A long time ago, the woman who cut my hair bought a small farm and they agreed to let the miniature donkeys who lived there stay. She told me that she would go out at night and sit with the donkeys, and they would come up and put their heads gently on her shoulders and all her troubles disappeared.
I admit, I thought she had happened onto a herd of very unusual donkeys - but now I know that is the norm.
seeing and hearing the ignorance of so many people ...I have to say it's much easier to see the purpose of donkeys... and cats,...and dogs...and hamsters.... and.......
Ben, thank heavens for your eagle donkey eye! Of course that must be added to the top of the list - who else could sample stud muffins in as stalwart a fashion as donkeys? The woman looked absolutely thrilled when I informed her of this ommission.
Willy, excellent idea - always good to have a job description posted in case some cretin comes by who questions the meaning of your mere existence. You can simply point an ear in the direction of the bulletin board and walk off in an offended manner.
Billie, your hair grooming woman is wise indeed. I find if I lean my head on the woman's shoulder it has the dual effect of providing an excellent head-rest and also of taking her mind off, for example, a mysteriously shortened corn broom. I know Team R&R are your own personal duo of observers of every detail of every day at November Hill.
BumbleVee, there would seem to be two types of humans - those who recognize others species as fellow travellers on the planet and those who view other species as some sort of strange objects unrelated to themselves. The latter humans are sadly diminished beings. And wouldn't know a stud muffin if they fell over it.
Hay Sheaffer - I think that good frens to other equines should be added to that quote.
Mom thinks she should also add that Donkeys are cute, have great ears, and are big fans of Eddie Murphy.
Your fren,
Buddy, quite right. I have met very few horses that I didn't like immediately - those two terrible Vegas Show Girl mares who were sent to graze down our front pasture a few years ago. When one of their hind dinner plates nearly scalped me (after they broke through the fence)they were sent packing. But I digress - donkeys are generally very friendly beings, given half a chance. I'm pleased to know your mother is a donkeyphile in good standing.
The purpose of donkeys?

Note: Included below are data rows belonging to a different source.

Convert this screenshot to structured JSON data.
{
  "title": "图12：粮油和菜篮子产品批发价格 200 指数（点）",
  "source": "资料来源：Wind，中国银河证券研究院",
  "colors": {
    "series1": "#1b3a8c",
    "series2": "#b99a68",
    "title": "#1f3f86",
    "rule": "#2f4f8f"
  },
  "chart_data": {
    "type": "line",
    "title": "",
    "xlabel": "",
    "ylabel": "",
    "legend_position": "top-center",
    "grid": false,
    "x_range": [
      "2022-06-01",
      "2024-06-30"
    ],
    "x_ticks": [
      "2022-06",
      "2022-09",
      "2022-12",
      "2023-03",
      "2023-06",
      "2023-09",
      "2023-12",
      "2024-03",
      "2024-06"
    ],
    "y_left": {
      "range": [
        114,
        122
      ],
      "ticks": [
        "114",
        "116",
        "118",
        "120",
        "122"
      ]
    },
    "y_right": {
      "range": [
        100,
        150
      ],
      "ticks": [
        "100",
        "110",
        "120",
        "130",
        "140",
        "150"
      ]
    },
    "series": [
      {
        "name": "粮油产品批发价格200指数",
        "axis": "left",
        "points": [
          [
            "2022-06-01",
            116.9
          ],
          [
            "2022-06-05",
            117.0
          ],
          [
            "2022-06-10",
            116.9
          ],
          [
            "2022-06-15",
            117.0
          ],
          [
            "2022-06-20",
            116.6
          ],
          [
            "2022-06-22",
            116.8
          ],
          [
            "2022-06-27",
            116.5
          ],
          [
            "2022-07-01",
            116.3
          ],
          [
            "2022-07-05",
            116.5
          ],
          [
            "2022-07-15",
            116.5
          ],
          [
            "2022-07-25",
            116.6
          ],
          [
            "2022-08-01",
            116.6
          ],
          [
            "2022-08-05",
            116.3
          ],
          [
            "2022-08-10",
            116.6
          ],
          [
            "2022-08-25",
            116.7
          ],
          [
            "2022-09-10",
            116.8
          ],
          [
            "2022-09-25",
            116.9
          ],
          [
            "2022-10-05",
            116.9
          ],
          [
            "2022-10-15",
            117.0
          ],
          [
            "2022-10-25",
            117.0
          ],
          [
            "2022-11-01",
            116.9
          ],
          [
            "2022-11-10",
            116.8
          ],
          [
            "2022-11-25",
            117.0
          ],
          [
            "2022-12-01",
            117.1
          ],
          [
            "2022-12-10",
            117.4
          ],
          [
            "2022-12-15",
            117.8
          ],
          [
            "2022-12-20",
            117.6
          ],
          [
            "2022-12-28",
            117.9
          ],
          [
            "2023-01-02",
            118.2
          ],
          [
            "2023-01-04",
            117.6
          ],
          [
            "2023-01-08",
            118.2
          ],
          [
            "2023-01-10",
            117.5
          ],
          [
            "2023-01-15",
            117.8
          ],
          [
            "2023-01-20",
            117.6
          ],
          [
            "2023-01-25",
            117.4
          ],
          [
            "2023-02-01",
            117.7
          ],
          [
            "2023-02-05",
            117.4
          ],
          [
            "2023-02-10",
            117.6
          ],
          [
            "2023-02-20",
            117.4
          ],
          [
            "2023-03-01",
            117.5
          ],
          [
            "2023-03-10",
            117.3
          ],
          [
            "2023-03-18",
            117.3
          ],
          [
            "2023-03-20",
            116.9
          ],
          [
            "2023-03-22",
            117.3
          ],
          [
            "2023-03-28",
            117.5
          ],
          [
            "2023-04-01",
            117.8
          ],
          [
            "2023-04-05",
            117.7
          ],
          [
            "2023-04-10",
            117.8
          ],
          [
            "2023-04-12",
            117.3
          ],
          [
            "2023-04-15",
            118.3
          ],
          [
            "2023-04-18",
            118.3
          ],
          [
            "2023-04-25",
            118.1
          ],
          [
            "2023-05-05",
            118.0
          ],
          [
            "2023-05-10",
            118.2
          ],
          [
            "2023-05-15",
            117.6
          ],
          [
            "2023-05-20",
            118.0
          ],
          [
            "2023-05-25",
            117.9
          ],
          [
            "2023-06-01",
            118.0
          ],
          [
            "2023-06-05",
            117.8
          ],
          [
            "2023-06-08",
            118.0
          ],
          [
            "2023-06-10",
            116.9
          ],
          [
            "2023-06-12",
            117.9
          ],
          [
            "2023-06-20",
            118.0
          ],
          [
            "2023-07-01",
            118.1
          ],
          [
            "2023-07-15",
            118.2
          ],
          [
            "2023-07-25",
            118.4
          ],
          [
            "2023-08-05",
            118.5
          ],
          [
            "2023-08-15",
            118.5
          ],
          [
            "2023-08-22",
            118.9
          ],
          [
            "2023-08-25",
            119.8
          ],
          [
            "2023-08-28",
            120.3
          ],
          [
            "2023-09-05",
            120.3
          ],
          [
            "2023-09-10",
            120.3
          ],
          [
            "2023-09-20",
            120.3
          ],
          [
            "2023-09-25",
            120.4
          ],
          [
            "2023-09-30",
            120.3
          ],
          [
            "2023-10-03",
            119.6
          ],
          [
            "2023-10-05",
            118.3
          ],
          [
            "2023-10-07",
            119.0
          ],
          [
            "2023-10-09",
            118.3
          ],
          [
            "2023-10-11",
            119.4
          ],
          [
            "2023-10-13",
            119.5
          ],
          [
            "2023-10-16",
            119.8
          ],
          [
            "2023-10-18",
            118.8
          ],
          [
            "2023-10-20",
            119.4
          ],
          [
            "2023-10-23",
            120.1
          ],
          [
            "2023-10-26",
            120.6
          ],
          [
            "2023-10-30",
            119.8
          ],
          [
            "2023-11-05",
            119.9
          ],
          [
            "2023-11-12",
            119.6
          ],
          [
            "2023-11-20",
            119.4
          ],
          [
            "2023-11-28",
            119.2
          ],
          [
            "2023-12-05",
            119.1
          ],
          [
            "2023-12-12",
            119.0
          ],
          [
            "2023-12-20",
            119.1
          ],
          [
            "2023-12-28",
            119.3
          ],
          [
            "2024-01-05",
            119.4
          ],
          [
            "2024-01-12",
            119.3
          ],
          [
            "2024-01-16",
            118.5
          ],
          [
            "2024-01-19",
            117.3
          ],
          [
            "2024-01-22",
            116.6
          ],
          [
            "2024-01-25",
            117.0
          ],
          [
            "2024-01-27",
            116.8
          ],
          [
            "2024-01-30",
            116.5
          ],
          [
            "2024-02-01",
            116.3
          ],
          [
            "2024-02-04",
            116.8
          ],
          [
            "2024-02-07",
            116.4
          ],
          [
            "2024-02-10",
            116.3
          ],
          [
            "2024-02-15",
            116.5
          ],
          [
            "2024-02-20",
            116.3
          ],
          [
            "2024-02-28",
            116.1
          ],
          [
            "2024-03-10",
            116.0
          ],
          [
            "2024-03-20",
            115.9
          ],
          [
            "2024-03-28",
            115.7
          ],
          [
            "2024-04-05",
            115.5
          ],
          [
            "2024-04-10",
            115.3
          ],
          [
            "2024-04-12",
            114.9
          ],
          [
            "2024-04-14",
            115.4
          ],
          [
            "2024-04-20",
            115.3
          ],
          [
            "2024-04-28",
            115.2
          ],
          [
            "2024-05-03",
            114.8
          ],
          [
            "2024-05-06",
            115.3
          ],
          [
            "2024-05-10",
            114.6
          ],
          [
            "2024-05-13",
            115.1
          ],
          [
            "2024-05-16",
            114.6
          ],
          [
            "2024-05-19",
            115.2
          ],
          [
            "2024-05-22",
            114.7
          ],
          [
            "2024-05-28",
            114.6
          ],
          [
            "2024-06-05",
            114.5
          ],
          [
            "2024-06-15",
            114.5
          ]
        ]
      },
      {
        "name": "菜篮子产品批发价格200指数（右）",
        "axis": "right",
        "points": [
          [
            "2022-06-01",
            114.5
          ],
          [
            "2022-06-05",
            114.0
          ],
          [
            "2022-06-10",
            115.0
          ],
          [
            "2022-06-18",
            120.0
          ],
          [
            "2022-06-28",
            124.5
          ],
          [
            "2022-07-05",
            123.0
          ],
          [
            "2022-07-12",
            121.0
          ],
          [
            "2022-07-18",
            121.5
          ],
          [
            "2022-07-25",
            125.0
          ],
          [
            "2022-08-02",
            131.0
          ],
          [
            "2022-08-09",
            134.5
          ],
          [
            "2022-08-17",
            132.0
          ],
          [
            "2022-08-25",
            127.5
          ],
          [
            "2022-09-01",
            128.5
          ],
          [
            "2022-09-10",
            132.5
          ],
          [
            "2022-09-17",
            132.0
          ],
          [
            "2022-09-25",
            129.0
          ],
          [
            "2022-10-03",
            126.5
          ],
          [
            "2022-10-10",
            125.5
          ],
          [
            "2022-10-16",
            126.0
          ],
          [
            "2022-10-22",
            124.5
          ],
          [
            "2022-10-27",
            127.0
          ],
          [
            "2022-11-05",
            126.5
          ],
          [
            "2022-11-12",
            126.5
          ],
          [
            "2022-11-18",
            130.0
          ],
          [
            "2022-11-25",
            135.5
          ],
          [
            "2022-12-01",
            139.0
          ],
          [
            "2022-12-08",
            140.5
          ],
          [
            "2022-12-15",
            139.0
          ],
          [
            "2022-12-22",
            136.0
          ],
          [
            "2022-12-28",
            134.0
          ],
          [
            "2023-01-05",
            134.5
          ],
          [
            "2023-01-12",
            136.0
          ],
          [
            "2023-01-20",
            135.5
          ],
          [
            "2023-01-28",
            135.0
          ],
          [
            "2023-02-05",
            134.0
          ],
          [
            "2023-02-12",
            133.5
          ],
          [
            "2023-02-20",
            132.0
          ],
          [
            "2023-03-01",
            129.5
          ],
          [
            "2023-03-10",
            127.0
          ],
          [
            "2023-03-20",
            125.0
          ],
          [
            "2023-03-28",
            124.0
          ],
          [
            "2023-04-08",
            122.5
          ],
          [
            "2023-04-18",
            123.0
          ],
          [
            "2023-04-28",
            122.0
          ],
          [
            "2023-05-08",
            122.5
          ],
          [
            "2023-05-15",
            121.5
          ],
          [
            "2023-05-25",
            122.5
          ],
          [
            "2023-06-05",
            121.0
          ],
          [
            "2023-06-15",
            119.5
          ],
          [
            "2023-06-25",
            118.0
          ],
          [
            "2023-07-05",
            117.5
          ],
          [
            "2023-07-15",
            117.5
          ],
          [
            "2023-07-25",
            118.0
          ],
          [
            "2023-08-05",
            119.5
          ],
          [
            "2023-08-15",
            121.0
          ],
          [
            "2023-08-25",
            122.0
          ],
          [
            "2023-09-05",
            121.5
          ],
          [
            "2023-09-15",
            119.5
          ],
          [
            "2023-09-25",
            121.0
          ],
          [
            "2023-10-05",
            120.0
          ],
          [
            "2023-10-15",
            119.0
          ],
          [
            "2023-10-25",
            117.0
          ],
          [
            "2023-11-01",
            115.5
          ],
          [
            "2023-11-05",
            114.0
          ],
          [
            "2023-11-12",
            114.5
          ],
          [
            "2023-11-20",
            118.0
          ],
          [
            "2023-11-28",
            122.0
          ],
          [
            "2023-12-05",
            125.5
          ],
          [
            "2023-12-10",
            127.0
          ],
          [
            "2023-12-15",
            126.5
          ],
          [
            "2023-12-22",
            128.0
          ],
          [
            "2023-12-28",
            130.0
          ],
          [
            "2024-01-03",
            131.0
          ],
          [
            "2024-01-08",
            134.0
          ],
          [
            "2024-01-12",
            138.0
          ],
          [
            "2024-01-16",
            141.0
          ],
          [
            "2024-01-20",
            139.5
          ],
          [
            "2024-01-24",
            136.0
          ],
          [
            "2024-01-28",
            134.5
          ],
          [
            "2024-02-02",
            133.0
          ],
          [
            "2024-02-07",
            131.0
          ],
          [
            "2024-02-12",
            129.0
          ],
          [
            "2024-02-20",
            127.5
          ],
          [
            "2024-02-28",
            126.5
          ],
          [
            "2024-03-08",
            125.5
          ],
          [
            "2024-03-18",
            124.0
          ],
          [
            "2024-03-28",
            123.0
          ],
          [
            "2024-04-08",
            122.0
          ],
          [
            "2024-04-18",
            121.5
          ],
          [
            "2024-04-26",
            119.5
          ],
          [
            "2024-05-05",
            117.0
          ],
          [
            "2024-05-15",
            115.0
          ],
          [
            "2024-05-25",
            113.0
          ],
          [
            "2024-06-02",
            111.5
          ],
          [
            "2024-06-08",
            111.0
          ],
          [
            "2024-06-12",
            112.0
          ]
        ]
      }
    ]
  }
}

What a dumb question - it's to love & be loved.
Sheaffer,
the purpose of Donkeys is to move inside of the spirit that moves in us all to give that spirit balance, much as your quote hints at methinks. I am getting bertter slowly, my Vet says that the hole will be closed up in a monyh or so, and I can go back to life as I knew it, thank God !! DO NOT FORGET TO ADD THE STUD MUFFIN LINE, it adds to the balance that you provide.
Mr Gale
Dougie, humans are a strange species. They spend all their life pondering the meaning of existence and then have the nerve to ask us what we're doing here! WE know what our purpose is - they're the ones with the problem.
Mr. Gale, Jack says you're spending far too much time at the vet's and that's not good for anyone's health. That's a nasty thing to have happen to a leg and we wish you a speedy recovery, just in time for spring. I advise a diet heavy in stud muffins to speed the healing. We hope to hear that you're trotting sound very soon.